Looking forward to getting your hands on a Cell workstation? We were too — until we talked to Linux for Cell kernel maintainer Arnd Bergmann. Learn about programming for Cell in general and for Linux for Cell in particular, and why the “workstation” that has been described in the press is more of a prototype Blade board, and a bit of a misunderstanding, in this Q & A session.
..and this is why Apple won’t be using the Cell processor in their future Macs.
It is a 64bit PPC chip like some others with a special addon for single precission float processing. That addon is indead powerful but not very useful for tasks that do not use single precision floats or that can not get split into 8 distinct chunks that can be executed in parallel.
This includes most office and server tasks and lots of scientific computing (which often relies on double precission numbers — the cell can do those too, but *way* slower than single precisson calculations). Everything else will just run on the PPC64 core. Tasks that “fit” the cell chip need to be handcrafted for the architecture: Do not expect those to spring up by the dozend as soon as the chip becomes available.
So far I only see game engines using the cell-addon… they need a lot of number crunching for the graphics (easy to make that run in parallel) and they can be sloppy about doing it, so single precission is enough. Well, that were the requirements the chip was designed for, no wonder it excels there:-)
Looking forward to getting your hands on a Cell workstation? We were too — until we talked to Linux for Cell kernel maintainer Arnd Bergmann.

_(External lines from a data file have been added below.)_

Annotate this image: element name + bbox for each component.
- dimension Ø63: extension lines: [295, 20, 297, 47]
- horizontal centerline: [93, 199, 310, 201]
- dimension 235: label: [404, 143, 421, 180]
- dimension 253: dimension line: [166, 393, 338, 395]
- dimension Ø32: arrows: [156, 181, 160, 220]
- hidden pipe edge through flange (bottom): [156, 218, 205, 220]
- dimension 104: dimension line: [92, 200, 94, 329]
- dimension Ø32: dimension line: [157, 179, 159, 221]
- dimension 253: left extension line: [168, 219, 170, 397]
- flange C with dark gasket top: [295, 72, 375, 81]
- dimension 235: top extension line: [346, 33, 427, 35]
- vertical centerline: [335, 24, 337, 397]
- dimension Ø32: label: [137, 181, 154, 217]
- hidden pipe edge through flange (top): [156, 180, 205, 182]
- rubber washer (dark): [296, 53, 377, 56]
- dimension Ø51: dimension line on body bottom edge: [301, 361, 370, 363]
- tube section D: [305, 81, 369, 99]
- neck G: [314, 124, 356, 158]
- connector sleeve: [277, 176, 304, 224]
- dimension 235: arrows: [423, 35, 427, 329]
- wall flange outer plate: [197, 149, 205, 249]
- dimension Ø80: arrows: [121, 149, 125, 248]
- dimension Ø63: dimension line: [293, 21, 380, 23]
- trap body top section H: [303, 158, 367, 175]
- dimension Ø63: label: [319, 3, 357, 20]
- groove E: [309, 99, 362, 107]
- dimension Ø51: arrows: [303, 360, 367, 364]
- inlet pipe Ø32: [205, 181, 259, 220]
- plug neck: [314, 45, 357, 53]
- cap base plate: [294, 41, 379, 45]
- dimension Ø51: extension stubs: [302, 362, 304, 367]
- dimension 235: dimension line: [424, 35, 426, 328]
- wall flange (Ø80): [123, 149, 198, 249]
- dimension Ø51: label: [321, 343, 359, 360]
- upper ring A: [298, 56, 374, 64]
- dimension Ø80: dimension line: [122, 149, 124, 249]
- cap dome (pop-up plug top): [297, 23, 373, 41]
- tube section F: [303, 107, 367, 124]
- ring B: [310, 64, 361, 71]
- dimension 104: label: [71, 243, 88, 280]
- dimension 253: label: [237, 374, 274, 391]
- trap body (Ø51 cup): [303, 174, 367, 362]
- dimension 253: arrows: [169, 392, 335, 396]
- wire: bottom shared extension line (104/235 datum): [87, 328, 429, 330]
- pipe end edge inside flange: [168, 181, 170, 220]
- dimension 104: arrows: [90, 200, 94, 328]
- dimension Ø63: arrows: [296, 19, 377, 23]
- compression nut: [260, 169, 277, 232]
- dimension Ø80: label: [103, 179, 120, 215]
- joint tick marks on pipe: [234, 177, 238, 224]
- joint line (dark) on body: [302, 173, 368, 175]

Everything is just as it was to be expected. Why disapointment? The same fact goes for all other CPUs and it always did for every new feature it was introduced. It just souds like you were having preschool wet dreams about Cell.
Hoping that someone would wave his magic wand and optimizations would start working on their own? Nope, everything goes according to expectations. First implementations will arrise in the longterm operations as processing pictures, video or sound. These operations are not even a bit tied to your UI speedup expectations.
p.s. Actualy after Sony published price $399 for PS3 I’m looking even more to get hands on one of those.
The disappointment is not in the Cell processor – it is in that it’ll still be a while before anyone can get a “workstation” based on it. Sony/Toshiba might have one in the fall. IBM’s plans for Cell appear to center around their blade series.
The Cell processor will find a large niche in high performance vector and floating point calculations, but isn’t really a desktop CPU. That doesn’t mean IBM doesn’t have a desktop CPU available. It does – the 970FX (and dual-core is rumored to be on the way).
The disappointment is not in the Cell processor – it is in that it’ll still be a while before anyone can get a “workstation” based on it. Sony/Toshiba might have one in the fall. IBM’s plans for Cell appear to center around their blade series.
So…the fall isn’t soon enough, and a blade is not useable?
So…the fall isn’t soon enough, and a blade is not useable?
Blades aren’t good workstations. Good servers, but just to get one blade you have to have a chassis, power supply (220v), and an ethernet module (the chassis has an interconnect plane for other blades, but no outside ethernet connectivity without additional hardware). There is no KVM capability in the JS20 (970) blade, so it’s either serial or ethernet. It takes about $6k to get a single blade going. After that you can add blades at the cost of a blade until you run out of slots. Once the cost of the chassis is amortized over a full chassis filled with blades, the bang for the buck is pretty good.
There’s also the point that some media outlets were portraying the Cell server that was demo’d as a workstation. It wasn’t – it was blade based. No one has a workstation ready to ship _now_. It might take a while, which is disappointing. Cell itself is not.
Funny how they tried self-hosting, i.e. compiling on the Cell, but then went back to cross-compiling on their workstations.
Probably it was disappointingly slow, because branch-intensive compiler code is what the Cell is least suited for.